We have heard the ads and promotions for the iPhone. There’s an app for that! Of course there is. Sometimes the app is even good. I am bummed when it is not, but I will keep trying and evaluating them – yes, I have an iPhone.

I realized that this phenomenon also occurs with the Ruby scripting/programming language. I was teaching my co-workers how to use Ruby & Watir, and the benefits of those. I wanted to demonstrate the usefulness of Ruby as a scripting language so I started to show different libraries that could be used. Although it had been around me for years, I finally realized that Ruby covers some major ground thanks to all of the developers and hacks (I use that term in a loving way)  that spent hours, days, weeks, and months extending Ruby to do more.

First, when I read through the Pickaxe book, I learned about many of the installed libraries I can use with Ruby. Sure, we expect to have the string, array, and hash types. But with a simple require ‘net/http’ statement, I can request web pages over the internet – without a browser! I can create my own app server using webrick – I did just that as a target for my squid server test. I can work with file systems, command line parameters, cgi scripts, yaml streams, xml streams, and test it all with test unit.

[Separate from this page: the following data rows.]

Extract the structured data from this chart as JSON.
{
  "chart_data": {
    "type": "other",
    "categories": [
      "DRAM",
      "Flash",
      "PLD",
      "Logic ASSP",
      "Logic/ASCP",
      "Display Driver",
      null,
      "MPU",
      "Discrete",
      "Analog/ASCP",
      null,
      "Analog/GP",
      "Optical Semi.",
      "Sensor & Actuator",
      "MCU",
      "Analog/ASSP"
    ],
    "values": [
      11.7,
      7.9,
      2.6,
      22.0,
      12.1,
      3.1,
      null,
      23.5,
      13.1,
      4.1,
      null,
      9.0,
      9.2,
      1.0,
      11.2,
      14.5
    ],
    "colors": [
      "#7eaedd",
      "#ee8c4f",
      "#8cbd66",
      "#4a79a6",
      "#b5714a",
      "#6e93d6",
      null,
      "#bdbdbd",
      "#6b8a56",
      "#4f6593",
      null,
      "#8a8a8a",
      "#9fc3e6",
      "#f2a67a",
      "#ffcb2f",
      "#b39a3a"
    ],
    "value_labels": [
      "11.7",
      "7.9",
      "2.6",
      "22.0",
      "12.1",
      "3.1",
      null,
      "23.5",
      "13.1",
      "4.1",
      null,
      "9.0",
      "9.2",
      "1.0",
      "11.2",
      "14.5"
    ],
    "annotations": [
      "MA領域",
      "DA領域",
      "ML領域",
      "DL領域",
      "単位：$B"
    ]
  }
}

But wait, that’s not all you get! I learned Ruby to build a test framework. After that, I found myself in a manager position where I could not spend so much time working on automated checking and frameworks. Wanting to keep in practice, I started using Ruby to solve other computer problems for me. I created scripts to help me manager my music library. I automated tedious tasks at home.  For all these, I found websites that could help me identify the best one to use for solving my problem including Ruby Toolbox, RubyGems, and GitHub where many of them are created. On GitHub, you can even fork the project that you kinda like but want to change some stuff. I have seen it done! And you can get it for the low, low price of Free. You will never get that kind of free stuff and you can change it on an iPhone app. And if you order now, you can get an additional Ruby installation, just pay storage fees.

If I had to pick a favorite, it would be Watir (Web Application Testing In Ruby) because that library enticed me to learn Ruby. Because I have learned more libraries and how to use them, I have ventured away by using database client libraries, web service libraries, and faster-performing web libraries.

I would like to know – what is your favorite Ruby library?